Wednesday 2 September 2020

What's that you're eating?

I hope this doesn't put you off your dinner.  I noticed the new sparrowhawk standing sideways on the perch and when I looked closer I could see he was eating.  And closer still, he wasn't eating a bird.  He had caught and killed a bank vole and had brought it up to the perch to eat it.






I have often seen sparrowhawks watching the ground below the feeder and I have sometimes seen them watching a vole, but I have never seen this before.  He had already eaten the head by the time I saw him and he ate most of the vole, just leaving some of the giblets and the skin.  Then he flew a short distance away to clean up before leaving me to clear up the mess on the perch.
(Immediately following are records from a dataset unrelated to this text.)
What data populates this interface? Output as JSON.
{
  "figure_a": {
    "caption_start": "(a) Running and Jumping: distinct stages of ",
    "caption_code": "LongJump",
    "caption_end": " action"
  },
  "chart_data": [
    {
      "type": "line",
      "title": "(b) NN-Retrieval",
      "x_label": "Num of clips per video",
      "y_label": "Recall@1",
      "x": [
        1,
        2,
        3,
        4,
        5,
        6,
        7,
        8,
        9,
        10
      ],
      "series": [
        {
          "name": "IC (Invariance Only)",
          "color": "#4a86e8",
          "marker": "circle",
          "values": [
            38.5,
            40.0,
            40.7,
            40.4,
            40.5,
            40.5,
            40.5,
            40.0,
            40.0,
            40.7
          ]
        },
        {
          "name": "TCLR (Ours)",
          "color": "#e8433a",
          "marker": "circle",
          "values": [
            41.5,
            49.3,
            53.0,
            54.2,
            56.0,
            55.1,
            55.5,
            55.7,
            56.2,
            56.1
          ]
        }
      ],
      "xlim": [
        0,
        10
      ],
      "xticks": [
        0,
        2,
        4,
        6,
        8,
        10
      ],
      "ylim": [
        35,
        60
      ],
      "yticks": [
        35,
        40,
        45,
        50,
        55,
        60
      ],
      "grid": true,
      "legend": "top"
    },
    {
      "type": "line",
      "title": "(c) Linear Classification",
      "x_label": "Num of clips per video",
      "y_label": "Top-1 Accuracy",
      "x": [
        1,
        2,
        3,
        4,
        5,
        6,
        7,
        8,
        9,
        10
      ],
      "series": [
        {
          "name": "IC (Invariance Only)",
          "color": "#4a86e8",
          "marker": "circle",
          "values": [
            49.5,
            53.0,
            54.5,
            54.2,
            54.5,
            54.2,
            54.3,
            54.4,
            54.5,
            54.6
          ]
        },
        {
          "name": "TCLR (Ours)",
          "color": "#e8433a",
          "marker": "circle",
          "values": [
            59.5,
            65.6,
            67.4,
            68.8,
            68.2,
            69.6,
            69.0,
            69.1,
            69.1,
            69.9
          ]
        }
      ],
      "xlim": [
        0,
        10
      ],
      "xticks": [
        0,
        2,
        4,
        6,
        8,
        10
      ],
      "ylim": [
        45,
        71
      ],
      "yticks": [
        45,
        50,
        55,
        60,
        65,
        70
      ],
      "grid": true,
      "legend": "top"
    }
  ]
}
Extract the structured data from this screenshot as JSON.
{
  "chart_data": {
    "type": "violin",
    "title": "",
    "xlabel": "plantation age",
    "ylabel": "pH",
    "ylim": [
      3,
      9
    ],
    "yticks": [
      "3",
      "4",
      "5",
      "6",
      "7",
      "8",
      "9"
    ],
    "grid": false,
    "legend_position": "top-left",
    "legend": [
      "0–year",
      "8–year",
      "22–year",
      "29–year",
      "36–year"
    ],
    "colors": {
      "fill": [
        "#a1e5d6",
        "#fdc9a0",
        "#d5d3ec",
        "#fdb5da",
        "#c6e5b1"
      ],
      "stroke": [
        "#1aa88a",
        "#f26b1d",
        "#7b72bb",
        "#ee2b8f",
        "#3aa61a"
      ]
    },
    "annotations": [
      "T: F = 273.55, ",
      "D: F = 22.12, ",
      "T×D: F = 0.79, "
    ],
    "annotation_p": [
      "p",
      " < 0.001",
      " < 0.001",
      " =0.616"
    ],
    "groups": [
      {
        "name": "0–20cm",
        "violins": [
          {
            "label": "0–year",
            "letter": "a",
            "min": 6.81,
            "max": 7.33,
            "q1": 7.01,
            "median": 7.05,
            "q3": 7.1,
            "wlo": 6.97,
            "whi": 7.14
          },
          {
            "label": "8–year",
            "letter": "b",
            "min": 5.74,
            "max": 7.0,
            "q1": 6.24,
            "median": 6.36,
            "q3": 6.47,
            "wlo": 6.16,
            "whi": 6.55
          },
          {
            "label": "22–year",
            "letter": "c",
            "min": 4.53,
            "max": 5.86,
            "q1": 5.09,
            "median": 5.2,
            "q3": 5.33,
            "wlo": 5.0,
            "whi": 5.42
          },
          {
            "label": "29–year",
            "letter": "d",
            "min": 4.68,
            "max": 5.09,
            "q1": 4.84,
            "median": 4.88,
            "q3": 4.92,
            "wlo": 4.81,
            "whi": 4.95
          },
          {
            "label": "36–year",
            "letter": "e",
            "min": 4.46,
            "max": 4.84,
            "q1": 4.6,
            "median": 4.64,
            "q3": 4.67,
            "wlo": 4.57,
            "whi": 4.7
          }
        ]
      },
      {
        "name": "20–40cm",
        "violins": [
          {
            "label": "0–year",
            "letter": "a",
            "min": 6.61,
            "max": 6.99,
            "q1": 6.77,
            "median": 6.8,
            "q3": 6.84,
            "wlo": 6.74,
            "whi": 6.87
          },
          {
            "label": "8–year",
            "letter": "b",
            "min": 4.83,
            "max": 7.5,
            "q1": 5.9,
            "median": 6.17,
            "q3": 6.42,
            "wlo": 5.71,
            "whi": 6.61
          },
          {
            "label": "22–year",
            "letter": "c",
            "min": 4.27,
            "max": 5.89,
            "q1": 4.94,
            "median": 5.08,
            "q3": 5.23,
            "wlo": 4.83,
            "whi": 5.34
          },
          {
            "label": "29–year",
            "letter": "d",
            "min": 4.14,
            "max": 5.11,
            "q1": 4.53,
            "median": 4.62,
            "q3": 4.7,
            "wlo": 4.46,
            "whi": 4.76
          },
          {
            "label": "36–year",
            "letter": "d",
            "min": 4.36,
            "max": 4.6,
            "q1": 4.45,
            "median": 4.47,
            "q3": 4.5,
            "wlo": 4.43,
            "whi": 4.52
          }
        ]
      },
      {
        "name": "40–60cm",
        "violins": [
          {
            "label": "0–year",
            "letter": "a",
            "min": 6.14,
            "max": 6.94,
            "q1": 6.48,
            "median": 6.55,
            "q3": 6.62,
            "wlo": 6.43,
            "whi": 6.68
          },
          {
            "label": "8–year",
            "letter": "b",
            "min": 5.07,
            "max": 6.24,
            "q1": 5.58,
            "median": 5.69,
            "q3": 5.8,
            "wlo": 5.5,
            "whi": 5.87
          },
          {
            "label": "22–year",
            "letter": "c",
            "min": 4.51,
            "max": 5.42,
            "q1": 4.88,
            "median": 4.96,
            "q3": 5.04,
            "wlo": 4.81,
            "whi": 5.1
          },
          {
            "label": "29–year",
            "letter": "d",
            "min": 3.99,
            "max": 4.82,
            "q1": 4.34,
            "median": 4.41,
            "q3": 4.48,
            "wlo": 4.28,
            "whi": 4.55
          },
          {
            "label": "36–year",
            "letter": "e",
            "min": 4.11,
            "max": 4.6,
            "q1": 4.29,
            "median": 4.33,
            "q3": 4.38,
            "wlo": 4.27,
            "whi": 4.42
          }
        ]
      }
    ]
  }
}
I wrote a post a couple of years ago about a sparrowhawk coughing up a pellet that was composed of fur and vole teeth and bones.  Ian Newton, in his book The Sparrowhawk, says that about 3% of a sparrowhawk's diet is comprised of mammals, mainly bank voles but also field voles, young rabbits and a few others.  Zawadka and Zawadki reported about 1% of sparrowhawks' diet being mammals in Poland.  Wikipedia reports sparrowhawks eating bats and mice. Several years ago I did see a female sparrowhawk catch and kill a young rabbit in the garden.


Newton I. The Sparrowhawk. Calton: T&AD Poyser 1986.

Zawadka D, Zawadki J. Breeding  populations and diets of the Sparrowhawk Accipiter nisus and the Hobby Falco subbuteo in Wigry National Park (NE Poland). Acta Ornithologica 2001;36(1):25-31.